Abdullah Güven yazdı: Tebessüm vaktidir…
Gazetemizin misafir kalem yazarı Abdullah Güven Anadolu Gazete okurları için yeni yazısı "Tebessüm vaktidir..." yazısını okuyucularıyla buluşturdu.
BAHAR geldi bütün güzelliği ile rengarenk çiçekler açtı, nimetin bereketin, bolluğun habercisi olarak, kuşlar, böcekler adeta seranad yapıyorlar bizlere. Bütün coşkusu ile getirdiği rengarenk çiçeklerin envai kokuları ile birlikte ilahi rahmeti nefes nefes içimize çekmeden ıskalamak üzereyiz, Baharı… Korona kapıyı çalınca bedenimiz ile birlikte, gönlümüzü, ruhumuzu ve basiretimizi de kapattık kapıların arkasına sanki.

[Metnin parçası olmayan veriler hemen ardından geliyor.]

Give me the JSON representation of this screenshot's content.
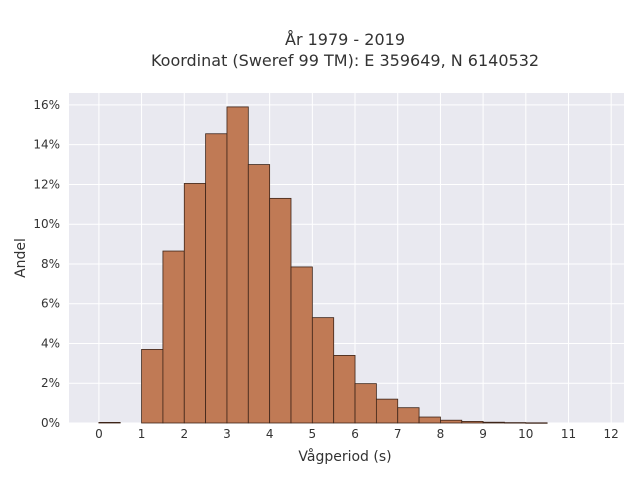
{
  "chart_data": {
    "type": "bar",
    "title_lines": [
      "År 1979 - 2019",
      "Koordinat (Sweref 99 TM): E 359649, N 6140532"
    ],
    "xlabel": "Vågperiod (s)",
    "ylabel": "Andel",
    "xlim": [
      -0.7,
      12.3
    ],
    "ylim": [
      0,
      16.6
    ],
    "x_ticks": [
      0,
      1,
      2,
      3,
      4,
      5,
      6,
      7,
      8,
      9,
      10,
      11,
      12
    ],
    "x_tick_labels": [
      "0",
      "1",
      "2",
      "3",
      "4",
      "5",
      "6",
      "7",
      "8",
      "9",
      "10",
      "11",
      "12"
    ],
    "y_ticks": [
      0,
      2,
      4,
      6,
      8,
      10,
      12,
      14,
      16
    ],
    "y_tick_labels": [
      "0%",
      "2%",
      "4%",
      "6%",
      "8%",
      "10%",
      "12%",
      "14%",
      "16%"
    ],
    "bin_width": 0.5,
    "bins_start": [
      0,
      1,
      1.5,
      2,
      2.5,
      3,
      3.5,
      4,
      4.5,
      5,
      5.5,
      6,
      6.5,
      7,
      7.5,
      8,
      8.5,
      9,
      9.5,
      10
    ],
    "values": [
      0.03,
      3.7,
      8.65,
      12.05,
      14.55,
      15.9,
      13.0,
      11.3,
      7.85,
      5.3,
      3.4,
      1.98,
      1.2,
      0.77,
      0.3,
      0.14,
      0.08,
      0.04,
      0.02,
      0.01
    ],
    "grid": true,
    "colors": {
      "bar": "#c07a55",
      "edge": "#3d2418",
      "background": "#e9e9f0"
    }
  }
}
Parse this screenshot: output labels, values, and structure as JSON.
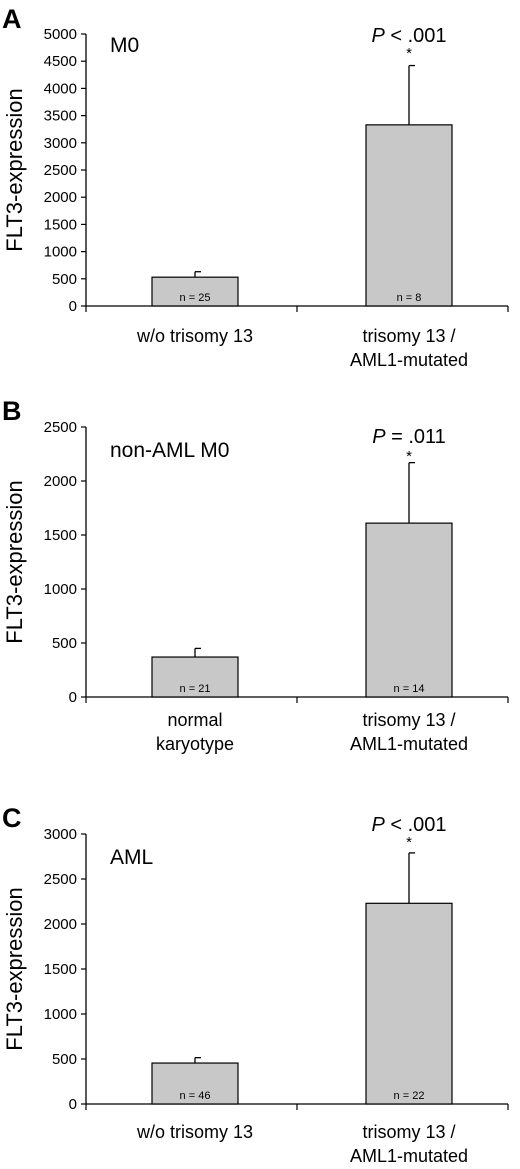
{
  "chart_data": [
    {
      "type": "bar",
      "panel": "A",
      "inset_label": "M0",
      "ylabel": "FLT3-expression",
      "ylim": [
        0,
        5000
      ],
      "yticks": [
        0,
        500,
        1000,
        1500,
        2000,
        2500,
        3000,
        3500,
        4000,
        4500,
        5000
      ],
      "categories": [
        [
          "w/o trisomy 13"
        ],
        [
          "trisomy 13 /",
          "AML1-mutated"
        ]
      ],
      "values": [
        530,
        3330
      ],
      "error_upper": [
        630,
        4420
      ],
      "n_labels": [
        "n = 25",
        "n = 8"
      ],
      "significance": {
        "p_prefix": "P",
        "p_text": " < .001",
        "marker": "*",
        "bar_index": 1
      },
      "bar_color": "#c8c8c8",
      "grid": false
    },
    {
      "type": "bar",
      "panel": "B",
      "inset_label": "non-AML M0",
      "ylabel": "FLT3-expression",
      "ylim": [
        0,
        2500
      ],
      "yticks": [
        0,
        500,
        1000,
        1500,
        2000,
        2500
      ],
      "categories": [
        [
          "normal",
          "karyotype"
        ],
        [
          "trisomy 13 /",
          "AML1-mutated"
        ]
      ],
      "values": [
        370,
        1610
      ],
      "error_upper": [
        450,
        2170
      ],
      "n_labels": [
        "n = 21",
        "n = 14"
      ],
      "significance": {
        "p_prefix": "P",
        "p_text": " = .011",
        "marker": "*",
        "bar_index": 1
      },
      "bar_color": "#c8c8c8",
      "grid": false
    },
    {
      "type": "bar",
      "panel": "C",
      "inset_label": "AML",
      "ylabel": "FLT3-expression",
      "ylim": [
        0,
        3000
      ],
      "yticks": [
        0,
        500,
        1000,
        1500,
        2000,
        2500,
        3000
      ],
      "categories": [
        [
          "w/o trisomy 13"
        ],
        [
          "trisomy 13 /",
          "AML1-mutated"
        ]
      ],
      "values": [
        455,
        2230
      ],
      "error_upper": [
        515,
        2790
      ],
      "n_labels": [
        "n = 46",
        "n = 22"
      ],
      "significance": {
        "p_prefix": "P",
        "p_text": " < .001",
        "marker": "*",
        "bar_index": 1
      },
      "bar_color": "#c8c8c8",
      "grid": false
    }
  ]
}
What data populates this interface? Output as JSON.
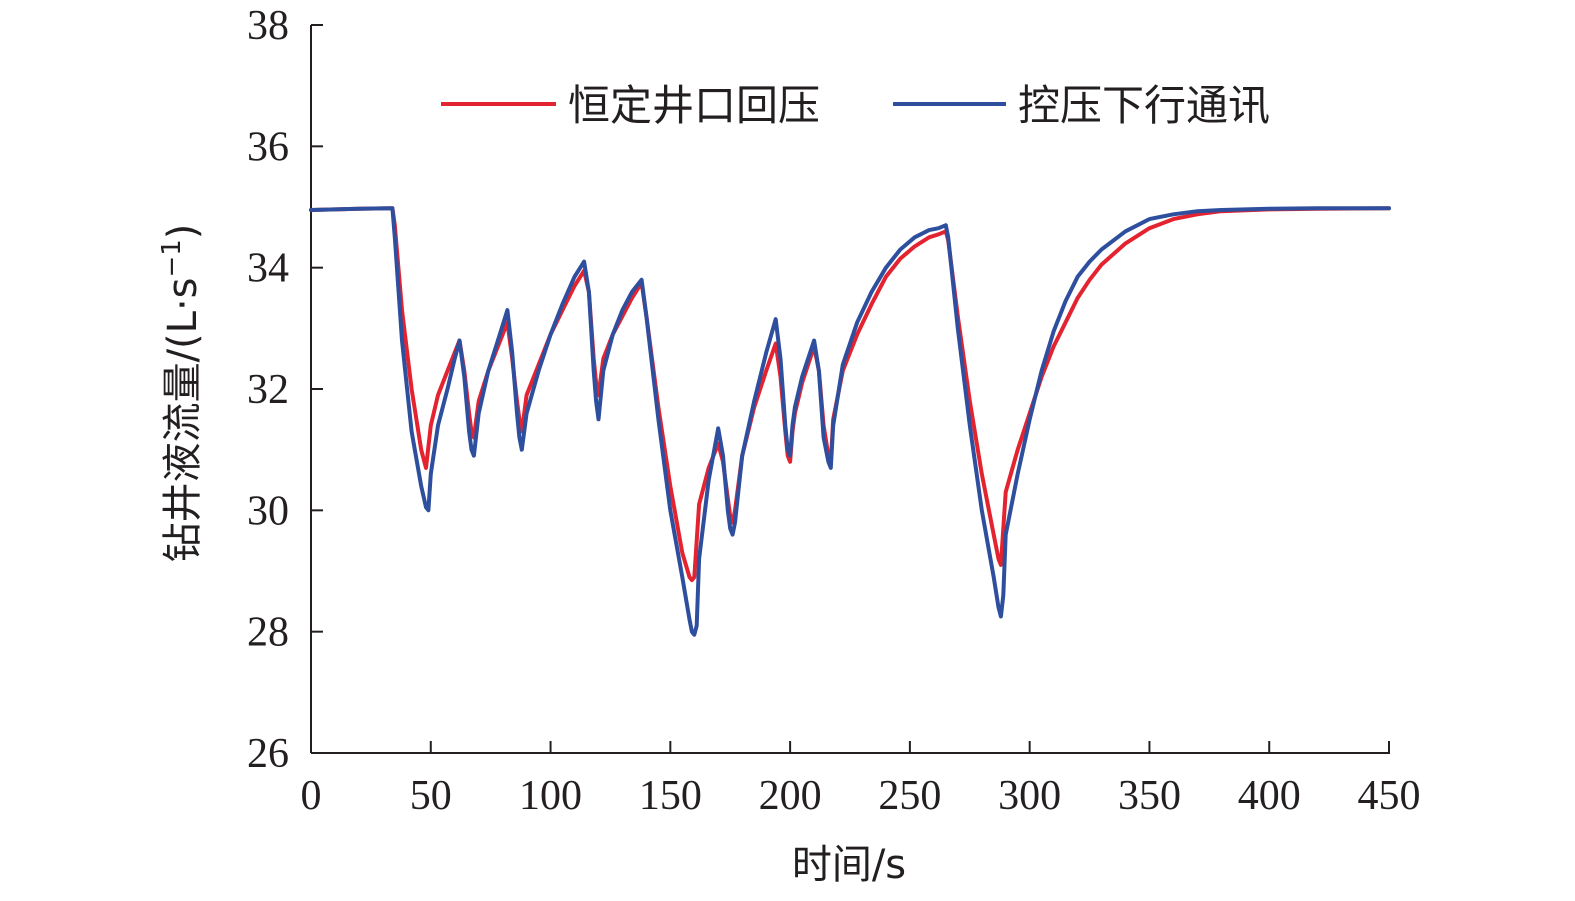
{
  "chart_data": {
    "type": "line",
    "xlabel": "时间/s",
    "ylabel": "钻井液流量/(L·s",
    "ylabel_sup": "−1",
    "ylabel_close": ")",
    "xlim": [
      0,
      450
    ],
    "ylim": [
      26,
      38
    ],
    "xticks": [
      0,
      50,
      100,
      150,
      200,
      250,
      300,
      350,
      400,
      450
    ],
    "yticks": [
      26,
      28,
      30,
      32,
      34,
      36,
      38
    ],
    "grid": false,
    "legend_position": "top",
    "series": [
      {
        "name": "恒定井口回压",
        "color": "#e32430",
        "x": [
          0,
          20,
          34,
          35,
          38,
          42,
          46,
          48,
          50,
          53,
          57,
          60,
          62,
          64,
          66,
          67,
          68,
          70,
          74,
          78,
          82,
          84,
          86,
          87,
          88,
          90,
          95,
          100,
          105,
          110,
          114,
          116,
          118,
          119,
          120,
          122,
          126,
          130,
          134,
          138,
          140,
          145,
          150,
          155,
          158,
          159,
          160,
          161,
          162,
          166,
          170,
          172,
          174,
          175,
          176,
          177,
          180,
          185,
          190,
          194,
          196,
          198,
          199,
          200,
          201,
          202,
          205,
          210,
          212,
          214,
          216,
          217,
          218,
          222,
          228,
          234,
          240,
          246,
          252,
          258,
          262,
          265,
          266,
          270,
          275,
          280,
          285,
          287,
          288,
          289,
          290,
          295,
          300,
          305,
          310,
          315,
          320,
          325,
          330,
          340,
          350,
          360,
          370,
          380,
          400,
          420,
          450
        ],
        "y": [
          34.95,
          34.97,
          34.98,
          34.7,
          33.3,
          32.0,
          31.0,
          30.7,
          31.4,
          31.9,
          32.3,
          32.6,
          32.8,
          32.3,
          31.6,
          31.3,
          31.2,
          31.8,
          32.3,
          32.7,
          33.1,
          32.5,
          31.8,
          31.5,
          31.3,
          31.9,
          32.4,
          32.9,
          33.3,
          33.7,
          33.95,
          33.6,
          32.5,
          32.1,
          31.9,
          32.5,
          32.9,
          33.2,
          33.5,
          33.75,
          33.2,
          31.7,
          30.4,
          29.3,
          28.9,
          28.85,
          28.9,
          29.5,
          30.1,
          30.7,
          31.1,
          30.8,
          30.2,
          29.9,
          29.8,
          30.0,
          30.9,
          31.7,
          32.3,
          32.75,
          32.2,
          31.3,
          30.9,
          30.8,
          31.3,
          31.6,
          32.1,
          32.7,
          32.3,
          31.4,
          30.9,
          30.8,
          31.5,
          32.3,
          32.9,
          33.4,
          33.85,
          34.15,
          34.35,
          34.5,
          34.55,
          34.6,
          34.45,
          33.2,
          31.8,
          30.6,
          29.6,
          29.2,
          29.1,
          29.7,
          30.3,
          31.0,
          31.6,
          32.2,
          32.7,
          33.1,
          33.5,
          33.8,
          34.05,
          34.4,
          34.65,
          34.8,
          34.88,
          34.93,
          34.96,
          34.97,
          34.98
        ]
      },
      {
        "name": "控压下行通讯",
        "color": "#2e4e9e",
        "x": [
          0,
          20,
          34,
          35,
          38,
          42,
          46,
          48,
          49,
          50,
          53,
          57,
          60,
          62,
          64,
          66,
          67,
          68,
          70,
          74,
          78,
          82,
          84,
          86,
          87,
          88,
          90,
          95,
          100,
          105,
          110,
          114,
          116,
          118,
          119,
          120,
          122,
          126,
          130,
          134,
          138,
          140,
          145,
          150,
          155,
          158,
          159,
          160,
          161,
          162,
          166,
          170,
          172,
          174,
          175,
          176,
          177,
          180,
          185,
          190,
          194,
          196,
          198,
          199,
          200,
          201,
          202,
          205,
          210,
          212,
          214,
          216,
          217,
          218,
          222,
          228,
          234,
          240,
          246,
          252,
          258,
          262,
          265,
          266,
          270,
          275,
          280,
          285,
          287,
          288,
          289,
          290,
          295,
          300,
          305,
          310,
          315,
          320,
          325,
          330,
          340,
          350,
          360,
          370,
          380,
          400,
          420,
          450
        ],
        "y": [
          34.95,
          34.97,
          34.98,
          34.5,
          32.8,
          31.3,
          30.4,
          30.05,
          30.0,
          30.6,
          31.4,
          32.0,
          32.5,
          32.8,
          32.2,
          31.3,
          31.0,
          30.9,
          31.6,
          32.3,
          32.8,
          33.3,
          32.6,
          31.6,
          31.2,
          31.0,
          31.6,
          32.3,
          32.9,
          33.4,
          33.85,
          34.1,
          33.6,
          32.3,
          31.8,
          31.5,
          32.3,
          32.9,
          33.3,
          33.6,
          33.8,
          33.2,
          31.5,
          30.0,
          28.9,
          28.2,
          28.0,
          27.95,
          28.1,
          29.2,
          30.5,
          31.35,
          30.9,
          30.0,
          29.7,
          29.6,
          29.8,
          30.9,
          31.8,
          32.6,
          33.15,
          32.5,
          31.4,
          31.0,
          30.9,
          31.4,
          31.7,
          32.2,
          32.8,
          32.3,
          31.2,
          30.8,
          30.7,
          31.4,
          32.4,
          33.1,
          33.6,
          34.0,
          34.3,
          34.5,
          34.62,
          34.65,
          34.7,
          34.5,
          33.0,
          31.4,
          30.0,
          28.9,
          28.4,
          28.25,
          28.6,
          29.6,
          30.6,
          31.5,
          32.3,
          32.95,
          33.45,
          33.85,
          34.1,
          34.3,
          34.6,
          34.8,
          34.88,
          34.93,
          34.95,
          34.97,
          34.98,
          34.98
        ]
      }
    ]
  }
}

HAYAT güzeldir oysa her yönü ile ve sera ser nimettir. Basiret, feraset ve hikmet nazarıyla bakarsak elbette. Biliyoruz ki, Allah yaratıklarının en şereflisi olarak insanı yarattı ve küçük, büyük bütün mevcudatı hizmetkar kılıp hayatın merkezine oturttu basiretli bir nazır olarak…

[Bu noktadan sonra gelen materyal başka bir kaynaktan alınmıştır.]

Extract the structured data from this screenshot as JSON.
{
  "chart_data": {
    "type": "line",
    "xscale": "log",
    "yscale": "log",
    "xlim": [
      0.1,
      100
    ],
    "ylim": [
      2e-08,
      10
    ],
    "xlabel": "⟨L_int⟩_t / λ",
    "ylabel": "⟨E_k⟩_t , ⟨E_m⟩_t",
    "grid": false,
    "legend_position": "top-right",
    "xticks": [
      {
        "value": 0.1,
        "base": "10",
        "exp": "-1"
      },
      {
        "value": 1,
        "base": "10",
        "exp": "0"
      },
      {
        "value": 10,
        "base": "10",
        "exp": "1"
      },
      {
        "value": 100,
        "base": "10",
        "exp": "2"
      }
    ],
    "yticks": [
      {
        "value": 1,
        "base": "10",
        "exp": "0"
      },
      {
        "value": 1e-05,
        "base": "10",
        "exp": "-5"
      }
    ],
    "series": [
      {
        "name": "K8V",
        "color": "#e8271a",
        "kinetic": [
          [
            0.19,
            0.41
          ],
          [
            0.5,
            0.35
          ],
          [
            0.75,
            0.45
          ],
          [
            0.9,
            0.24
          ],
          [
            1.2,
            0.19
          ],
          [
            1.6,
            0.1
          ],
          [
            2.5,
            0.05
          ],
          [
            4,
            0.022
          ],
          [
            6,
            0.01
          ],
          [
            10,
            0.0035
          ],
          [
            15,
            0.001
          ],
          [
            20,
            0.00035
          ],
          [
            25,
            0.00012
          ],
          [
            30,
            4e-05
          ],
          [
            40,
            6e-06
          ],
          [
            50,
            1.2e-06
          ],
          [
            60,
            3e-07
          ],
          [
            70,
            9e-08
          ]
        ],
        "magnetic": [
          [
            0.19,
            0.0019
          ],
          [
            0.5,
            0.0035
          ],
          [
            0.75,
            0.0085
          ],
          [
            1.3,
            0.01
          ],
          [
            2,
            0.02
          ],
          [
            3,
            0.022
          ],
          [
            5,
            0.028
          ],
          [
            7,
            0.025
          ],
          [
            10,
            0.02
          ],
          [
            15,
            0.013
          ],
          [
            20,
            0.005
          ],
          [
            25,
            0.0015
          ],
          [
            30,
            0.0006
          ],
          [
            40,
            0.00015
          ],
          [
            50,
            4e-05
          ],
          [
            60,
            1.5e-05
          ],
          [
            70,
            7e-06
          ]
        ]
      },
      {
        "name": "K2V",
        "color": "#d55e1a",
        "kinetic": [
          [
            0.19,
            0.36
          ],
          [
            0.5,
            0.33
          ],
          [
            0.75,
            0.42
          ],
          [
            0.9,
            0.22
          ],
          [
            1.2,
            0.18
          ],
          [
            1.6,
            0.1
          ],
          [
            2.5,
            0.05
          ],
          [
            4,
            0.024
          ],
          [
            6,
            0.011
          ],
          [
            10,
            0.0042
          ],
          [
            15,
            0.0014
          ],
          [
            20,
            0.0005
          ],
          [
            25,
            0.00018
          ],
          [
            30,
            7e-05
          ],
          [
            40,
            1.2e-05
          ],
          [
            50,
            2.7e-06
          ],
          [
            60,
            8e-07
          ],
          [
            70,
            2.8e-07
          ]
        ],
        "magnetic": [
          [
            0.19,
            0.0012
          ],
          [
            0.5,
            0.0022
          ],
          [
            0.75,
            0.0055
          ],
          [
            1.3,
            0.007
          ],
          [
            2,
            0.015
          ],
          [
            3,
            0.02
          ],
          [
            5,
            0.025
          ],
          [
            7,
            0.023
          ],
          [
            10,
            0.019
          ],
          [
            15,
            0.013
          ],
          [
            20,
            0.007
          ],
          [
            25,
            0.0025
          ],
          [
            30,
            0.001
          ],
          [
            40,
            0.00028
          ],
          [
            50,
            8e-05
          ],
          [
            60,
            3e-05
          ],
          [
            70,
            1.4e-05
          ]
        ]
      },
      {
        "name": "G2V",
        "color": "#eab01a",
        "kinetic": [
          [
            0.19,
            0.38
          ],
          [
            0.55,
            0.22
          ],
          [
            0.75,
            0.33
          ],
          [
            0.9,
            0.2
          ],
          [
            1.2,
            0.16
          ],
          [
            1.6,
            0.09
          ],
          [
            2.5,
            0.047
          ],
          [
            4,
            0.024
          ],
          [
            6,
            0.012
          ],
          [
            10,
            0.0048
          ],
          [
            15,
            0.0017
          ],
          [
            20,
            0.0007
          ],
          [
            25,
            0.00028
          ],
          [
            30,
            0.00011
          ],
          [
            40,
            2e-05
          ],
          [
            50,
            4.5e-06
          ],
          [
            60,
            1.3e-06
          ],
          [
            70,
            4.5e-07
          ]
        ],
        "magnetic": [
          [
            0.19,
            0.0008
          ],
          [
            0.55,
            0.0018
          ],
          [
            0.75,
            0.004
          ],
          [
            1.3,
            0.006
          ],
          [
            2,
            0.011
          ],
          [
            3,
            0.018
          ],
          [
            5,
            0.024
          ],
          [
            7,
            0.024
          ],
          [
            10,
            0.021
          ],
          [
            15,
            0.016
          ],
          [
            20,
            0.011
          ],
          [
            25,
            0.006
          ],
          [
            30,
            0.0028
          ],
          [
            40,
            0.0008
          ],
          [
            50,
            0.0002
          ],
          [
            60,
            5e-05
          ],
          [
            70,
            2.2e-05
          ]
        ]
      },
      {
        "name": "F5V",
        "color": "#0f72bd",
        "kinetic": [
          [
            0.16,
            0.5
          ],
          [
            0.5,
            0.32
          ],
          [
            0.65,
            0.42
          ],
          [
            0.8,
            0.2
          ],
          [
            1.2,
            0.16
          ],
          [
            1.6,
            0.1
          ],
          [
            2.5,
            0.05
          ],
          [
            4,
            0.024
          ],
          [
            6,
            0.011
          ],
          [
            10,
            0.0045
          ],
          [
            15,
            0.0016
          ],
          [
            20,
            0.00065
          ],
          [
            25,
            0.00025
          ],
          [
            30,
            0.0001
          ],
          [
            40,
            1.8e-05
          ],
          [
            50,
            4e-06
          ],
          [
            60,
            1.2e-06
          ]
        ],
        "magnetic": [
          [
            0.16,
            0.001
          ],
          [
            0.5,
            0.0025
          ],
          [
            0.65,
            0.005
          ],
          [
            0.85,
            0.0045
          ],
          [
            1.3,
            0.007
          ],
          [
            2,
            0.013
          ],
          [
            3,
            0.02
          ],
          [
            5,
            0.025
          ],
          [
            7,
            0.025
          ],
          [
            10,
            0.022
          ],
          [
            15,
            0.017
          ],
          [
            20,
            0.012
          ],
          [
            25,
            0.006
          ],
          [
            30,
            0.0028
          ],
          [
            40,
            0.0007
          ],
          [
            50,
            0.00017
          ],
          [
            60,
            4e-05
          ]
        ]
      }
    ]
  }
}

HEPİMİZ görüyoruz her gün güneşin aksatılmadan önce yüzümüzü sonra ruhumuzu okşasın diye gönderildiğini. Sonra uyanıp kuş seslerini dinleyince nefes alıyor ruhumuz, etrafımıza bakınca görüyoruz ki pervane olmuş koyun, keçi, inek, sütünü uzatıyor bizlere tebessüm ederek, Ağaçlar meyvelerini cömert elleri ile sunuyor, sararmış buğday başaklar el sallıyor bizlere.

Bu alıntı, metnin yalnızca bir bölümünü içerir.